Ukraine's "orange revolution" and the inauguration last week of President Viktor Yushchenko will mean a major shake-up for the country's higher education system.J Part of Mr Yushchenko campaign rested on giving leading universities the right to bestow their own higher degrees and academic titles.

The president's advisers said he had pledged that the "over-bureaucratised" Higher Attestation Commission (VAK) would no longer certify and approve top academic jobs. The task would be handed to the National Academy of Sciences and higher education establishments with "national university" status.

The VAK system is a legacy of Soviet times. Prior to 1991, there was a single, All-Union VAK, based in Moscow, in effect under the political control of the Communist Party and state authorities. In 1992, instead of scrapping the system, successor states set up VAKs of their own.

Many Ukrainian academics saw this as sufficient, fearing that there would be scope for bribery and nepotism if universities were responsible for higher degrees.

But the Ukrainian VAK has not kept universities free from malpractice. Mr Yushchenko's campaign document criticised the "corruption, extortion and protectionism that has become almost a legalised phenomenon in the scholarly/educational sphere".J Other issues being addressed by the new government include raising the status of teachers and improving pay, which is at an all-time low; making financial relations between universities and the Ministry of Education and Science more transparent; and increasing universities' financial autonomy.

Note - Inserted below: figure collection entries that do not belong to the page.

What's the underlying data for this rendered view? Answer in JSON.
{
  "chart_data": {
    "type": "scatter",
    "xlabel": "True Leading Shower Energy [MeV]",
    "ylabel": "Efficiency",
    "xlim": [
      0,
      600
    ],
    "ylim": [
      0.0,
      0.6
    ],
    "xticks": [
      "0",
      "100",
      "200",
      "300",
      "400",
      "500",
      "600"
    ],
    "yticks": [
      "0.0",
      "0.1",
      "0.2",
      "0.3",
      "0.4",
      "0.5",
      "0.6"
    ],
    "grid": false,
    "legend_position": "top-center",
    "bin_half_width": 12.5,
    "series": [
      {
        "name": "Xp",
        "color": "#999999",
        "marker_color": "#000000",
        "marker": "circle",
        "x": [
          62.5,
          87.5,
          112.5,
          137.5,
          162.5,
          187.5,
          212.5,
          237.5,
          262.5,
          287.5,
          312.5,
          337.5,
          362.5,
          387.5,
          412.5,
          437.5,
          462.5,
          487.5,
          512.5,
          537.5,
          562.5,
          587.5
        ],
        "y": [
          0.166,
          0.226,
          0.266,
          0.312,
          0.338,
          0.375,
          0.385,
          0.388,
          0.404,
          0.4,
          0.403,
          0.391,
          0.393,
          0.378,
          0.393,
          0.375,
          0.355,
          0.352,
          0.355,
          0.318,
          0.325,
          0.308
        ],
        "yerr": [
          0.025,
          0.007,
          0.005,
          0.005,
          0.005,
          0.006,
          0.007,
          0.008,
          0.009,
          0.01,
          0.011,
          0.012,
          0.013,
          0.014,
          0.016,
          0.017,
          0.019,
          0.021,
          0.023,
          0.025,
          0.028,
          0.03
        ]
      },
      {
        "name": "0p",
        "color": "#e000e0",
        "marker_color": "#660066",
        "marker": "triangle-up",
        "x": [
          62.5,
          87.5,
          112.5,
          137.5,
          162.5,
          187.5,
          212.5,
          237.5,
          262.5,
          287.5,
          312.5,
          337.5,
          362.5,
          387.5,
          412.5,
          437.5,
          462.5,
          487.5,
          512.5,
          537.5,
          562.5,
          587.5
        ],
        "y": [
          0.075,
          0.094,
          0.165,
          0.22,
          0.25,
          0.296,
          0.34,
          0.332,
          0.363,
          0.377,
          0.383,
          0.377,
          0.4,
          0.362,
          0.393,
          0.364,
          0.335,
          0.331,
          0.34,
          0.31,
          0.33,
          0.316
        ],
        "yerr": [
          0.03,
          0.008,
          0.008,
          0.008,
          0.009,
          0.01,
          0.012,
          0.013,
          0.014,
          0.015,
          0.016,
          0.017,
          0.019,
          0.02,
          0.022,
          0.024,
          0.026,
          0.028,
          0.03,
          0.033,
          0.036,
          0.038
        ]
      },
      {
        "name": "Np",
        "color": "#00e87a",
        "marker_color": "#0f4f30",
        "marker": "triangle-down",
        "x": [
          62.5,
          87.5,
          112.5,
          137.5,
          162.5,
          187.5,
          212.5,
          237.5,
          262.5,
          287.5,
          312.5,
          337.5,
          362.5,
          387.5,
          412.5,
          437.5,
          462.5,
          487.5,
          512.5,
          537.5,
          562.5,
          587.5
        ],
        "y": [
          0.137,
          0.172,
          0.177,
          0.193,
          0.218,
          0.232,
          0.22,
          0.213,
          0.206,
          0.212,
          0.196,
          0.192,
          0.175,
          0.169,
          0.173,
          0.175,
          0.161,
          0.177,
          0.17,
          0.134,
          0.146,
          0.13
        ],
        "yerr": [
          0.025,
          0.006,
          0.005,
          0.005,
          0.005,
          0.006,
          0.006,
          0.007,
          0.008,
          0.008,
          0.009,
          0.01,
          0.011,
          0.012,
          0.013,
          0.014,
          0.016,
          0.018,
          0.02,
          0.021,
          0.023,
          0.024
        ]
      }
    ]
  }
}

The Government has also pledged to:

* Boost investment in universities

* Address equality of access by linking school curricula and university requirements (abolishing the unofficial coaching/cramming network)

* Improve tuition to harmonise with international standards

* Increase competitiveness of graduates at the European level.

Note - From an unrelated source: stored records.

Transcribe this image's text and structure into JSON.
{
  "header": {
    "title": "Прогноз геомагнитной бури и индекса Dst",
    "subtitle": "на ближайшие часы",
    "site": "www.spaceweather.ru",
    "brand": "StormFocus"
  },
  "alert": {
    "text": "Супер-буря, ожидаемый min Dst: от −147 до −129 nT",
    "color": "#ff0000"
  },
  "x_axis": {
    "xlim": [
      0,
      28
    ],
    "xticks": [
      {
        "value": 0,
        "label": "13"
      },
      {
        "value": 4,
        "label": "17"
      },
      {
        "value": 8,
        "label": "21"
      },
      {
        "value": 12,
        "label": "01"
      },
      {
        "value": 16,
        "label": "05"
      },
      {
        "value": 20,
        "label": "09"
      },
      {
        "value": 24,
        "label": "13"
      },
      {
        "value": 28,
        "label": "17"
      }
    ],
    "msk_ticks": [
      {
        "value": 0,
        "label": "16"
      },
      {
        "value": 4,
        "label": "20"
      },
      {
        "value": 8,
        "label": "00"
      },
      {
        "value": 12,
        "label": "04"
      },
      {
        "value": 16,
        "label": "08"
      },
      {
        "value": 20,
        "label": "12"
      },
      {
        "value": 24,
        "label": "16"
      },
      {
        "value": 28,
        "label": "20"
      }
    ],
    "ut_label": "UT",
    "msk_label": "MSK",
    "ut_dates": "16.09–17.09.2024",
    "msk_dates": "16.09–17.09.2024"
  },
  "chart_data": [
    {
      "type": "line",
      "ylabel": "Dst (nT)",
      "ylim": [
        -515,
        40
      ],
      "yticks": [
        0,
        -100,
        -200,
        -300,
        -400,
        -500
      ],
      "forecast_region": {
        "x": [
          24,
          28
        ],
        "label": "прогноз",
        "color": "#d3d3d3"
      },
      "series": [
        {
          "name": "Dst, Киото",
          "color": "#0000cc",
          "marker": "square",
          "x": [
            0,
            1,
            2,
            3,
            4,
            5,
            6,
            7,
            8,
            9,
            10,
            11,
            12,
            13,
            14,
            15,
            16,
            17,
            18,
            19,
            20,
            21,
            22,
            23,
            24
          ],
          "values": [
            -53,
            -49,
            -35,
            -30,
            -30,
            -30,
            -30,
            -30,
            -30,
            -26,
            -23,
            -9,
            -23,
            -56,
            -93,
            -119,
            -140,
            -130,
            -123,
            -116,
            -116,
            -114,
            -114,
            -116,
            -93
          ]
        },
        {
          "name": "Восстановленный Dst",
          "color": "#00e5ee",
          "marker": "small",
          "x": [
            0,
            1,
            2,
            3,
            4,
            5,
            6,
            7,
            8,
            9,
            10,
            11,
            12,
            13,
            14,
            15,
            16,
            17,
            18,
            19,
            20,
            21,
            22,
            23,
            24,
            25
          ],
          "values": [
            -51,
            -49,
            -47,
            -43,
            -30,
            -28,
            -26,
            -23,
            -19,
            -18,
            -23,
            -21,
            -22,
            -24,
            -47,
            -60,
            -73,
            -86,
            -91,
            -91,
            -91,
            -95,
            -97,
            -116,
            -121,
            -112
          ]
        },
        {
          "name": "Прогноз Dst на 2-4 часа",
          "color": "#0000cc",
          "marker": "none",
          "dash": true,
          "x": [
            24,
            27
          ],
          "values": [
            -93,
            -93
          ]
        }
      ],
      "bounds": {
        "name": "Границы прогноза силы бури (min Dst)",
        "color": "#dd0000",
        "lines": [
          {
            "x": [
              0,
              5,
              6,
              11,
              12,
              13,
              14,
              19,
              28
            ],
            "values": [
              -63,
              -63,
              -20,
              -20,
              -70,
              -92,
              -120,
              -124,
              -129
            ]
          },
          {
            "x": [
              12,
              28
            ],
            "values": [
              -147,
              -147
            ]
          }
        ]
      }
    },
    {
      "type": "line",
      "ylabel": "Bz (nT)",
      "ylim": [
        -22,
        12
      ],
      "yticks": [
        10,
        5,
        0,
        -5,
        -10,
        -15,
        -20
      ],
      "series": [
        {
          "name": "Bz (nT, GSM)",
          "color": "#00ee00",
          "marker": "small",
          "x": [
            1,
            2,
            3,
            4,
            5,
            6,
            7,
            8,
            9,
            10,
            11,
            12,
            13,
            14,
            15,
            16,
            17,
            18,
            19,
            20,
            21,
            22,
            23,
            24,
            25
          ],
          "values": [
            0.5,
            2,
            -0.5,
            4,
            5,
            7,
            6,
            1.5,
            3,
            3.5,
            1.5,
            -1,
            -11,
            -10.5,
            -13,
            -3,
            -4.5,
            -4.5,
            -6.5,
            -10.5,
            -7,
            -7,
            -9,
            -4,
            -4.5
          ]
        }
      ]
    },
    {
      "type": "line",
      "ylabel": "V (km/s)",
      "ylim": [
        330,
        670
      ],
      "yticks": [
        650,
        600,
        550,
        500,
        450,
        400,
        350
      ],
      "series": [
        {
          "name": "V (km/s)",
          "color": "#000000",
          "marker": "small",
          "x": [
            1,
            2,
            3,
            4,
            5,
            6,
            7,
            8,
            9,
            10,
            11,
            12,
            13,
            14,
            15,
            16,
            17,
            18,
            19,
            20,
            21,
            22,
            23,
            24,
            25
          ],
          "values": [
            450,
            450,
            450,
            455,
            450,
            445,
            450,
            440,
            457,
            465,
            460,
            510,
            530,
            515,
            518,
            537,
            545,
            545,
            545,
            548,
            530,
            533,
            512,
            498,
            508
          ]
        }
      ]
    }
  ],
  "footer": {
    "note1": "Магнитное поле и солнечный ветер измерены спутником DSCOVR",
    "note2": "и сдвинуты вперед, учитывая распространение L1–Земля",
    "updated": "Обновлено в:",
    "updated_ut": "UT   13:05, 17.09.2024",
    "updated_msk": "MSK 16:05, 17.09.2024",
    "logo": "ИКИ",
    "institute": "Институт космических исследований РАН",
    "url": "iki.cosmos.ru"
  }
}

The changes are part of President Yushchenko's general pro-European Union strategy. How "old guard" academics, particularly in eastern Ukraine, will react is not certain.

Georgia's 2003 "Rose Revolution" has been viewed as the precursor to Ukraine's "orange". But a reform bill introduced by Education Minister Kakha Lomaia, which aimed to eliminate corruption by creating a single authority for universities and harmonisation measures to enable Georgia to join the Bologna Process, has run into trouble.

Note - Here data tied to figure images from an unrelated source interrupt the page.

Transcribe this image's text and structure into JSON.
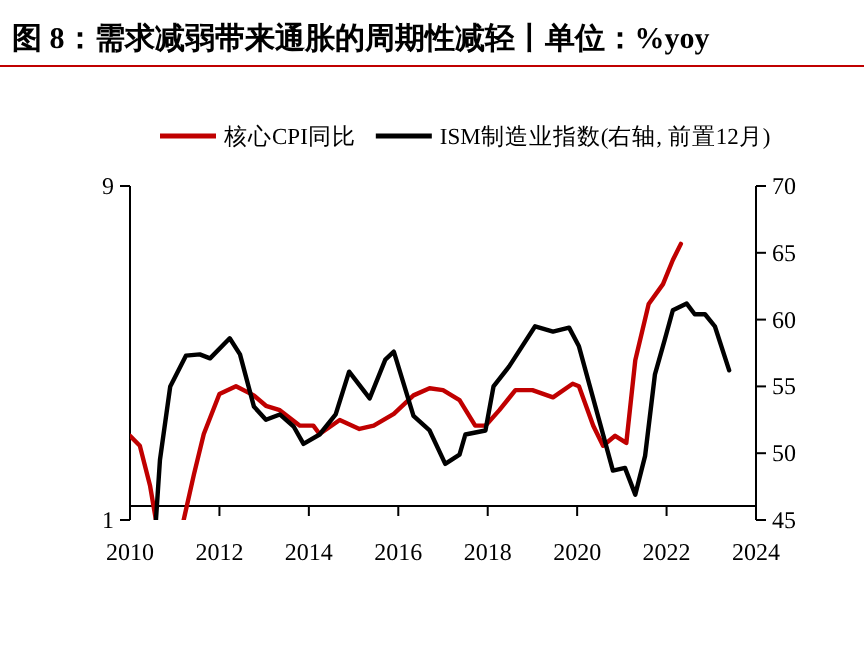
{
  "chart_data": {
    "type": "line",
    "title": "图 8：需求减弱带来通胀的周期性减轻丨单位：%yoy",
    "log": "y",
    "legend": "top",
    "grid": false,
    "marker": "none",
    "line_style": "solid",
    "xlim": [
      2010,
      2024
    ],
    "xticks": [
      2010,
      2012,
      2014,
      2016,
      2018,
      2020,
      2022,
      2024
    ],
    "ylim": [
      1,
      9
    ],
    "yticks": [
      1,
      9
    ],
    "y2lim": [
      45,
      70
    ],
    "y2ticks": [
      45,
      50,
      55,
      60,
      65,
      70
    ],
    "series": [
      {
        "name": "核心CPI同比",
        "color": "#c00000",
        "x": [
          2010.0,
          2010.22,
          2010.45,
          2010.58,
          2010.9,
          2011.2,
          2011.43,
          2011.65,
          2012.0,
          2012.37,
          2012.77,
          2013.04,
          2013.35,
          2013.8,
          2014.1,
          2014.24,
          2014.69,
          2015.13,
          2015.45,
          2015.9,
          2016.34,
          2016.7,
          2017.0,
          2017.37,
          2017.72,
          2017.95,
          2018.26,
          2018.62,
          2019.0,
          2019.46,
          2019.9,
          2020.04,
          2020.36,
          2020.58,
          2020.85,
          2021.1,
          2021.3,
          2021.6,
          2021.92,
          2022.14,
          2022.32
        ],
        "values": [
          1.74,
          1.63,
          1.25,
          1.0,
          null,
          1.0,
          1.35,
          1.76,
          2.29,
          2.41,
          2.27,
          2.12,
          2.06,
          1.86,
          1.86,
          1.76,
          1.93,
          1.82,
          1.86,
          2.01,
          2.27,
          2.38,
          2.35,
          2.2,
          1.86,
          1.86,
          2.06,
          2.35,
          2.35,
          2.24,
          2.45,
          2.41,
          1.86,
          1.63,
          1.74,
          1.66,
          2.86,
          4.14,
          4.72,
          5.53,
          6.15
        ]
      },
      {
        "name": "ISM制造业指数(右轴, 前置12月)",
        "color": "#000000",
        "axis": "y2",
        "x": [
          2010.58,
          2010.67,
          2010.9,
          2011.25,
          2011.56,
          2011.79,
          2012.23,
          2012.46,
          2012.77,
          2013.04,
          2013.35,
          2013.66,
          2013.88,
          2014.24,
          2014.6,
          2014.9,
          2015.36,
          2015.71,
          2015.9,
          2016.34,
          2016.7,
          2017.05,
          2017.37,
          2017.5,
          2017.95,
          2018.13,
          2018.48,
          2019.06,
          2019.46,
          2019.82,
          2020.04,
          2020.49,
          2020.8,
          2021.07,
          2021.3,
          2021.52,
          2021.74,
          2021.96,
          2022.14,
          2022.45,
          2022.63,
          2022.86,
          2023.08,
          2023.4
        ],
        "values": [
          45.0,
          49.5,
          55.0,
          57.3,
          57.4,
          57.1,
          58.6,
          57.4,
          53.5,
          52.5,
          52.9,
          52.0,
          50.7,
          51.4,
          52.9,
          56.1,
          54.1,
          57.0,
          57.6,
          52.8,
          51.7,
          49.2,
          49.9,
          51.4,
          51.7,
          55.0,
          56.5,
          59.5,
          59.1,
          59.4,
          58.0,
          52.5,
          48.7,
          48.9,
          46.9,
          49.8,
          55.9,
          58.5,
          60.7,
          61.2,
          60.4,
          60.4,
          59.5,
          56.2
        ]
      }
    ]
  }
}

During its passage through Parliament, it was attacked for allegedly infringing on academic freedom, threatening cultural values and dumbing down education.J Meanwhile, in Belarus, legislation that would have introduced a two-tier (bachelors and masters) system was killed last week by President Alaksandr Lukashenka. The two-tier system was "a western invention", the President said. Belarus should build on the "very efficient Soviet system" it had inherited.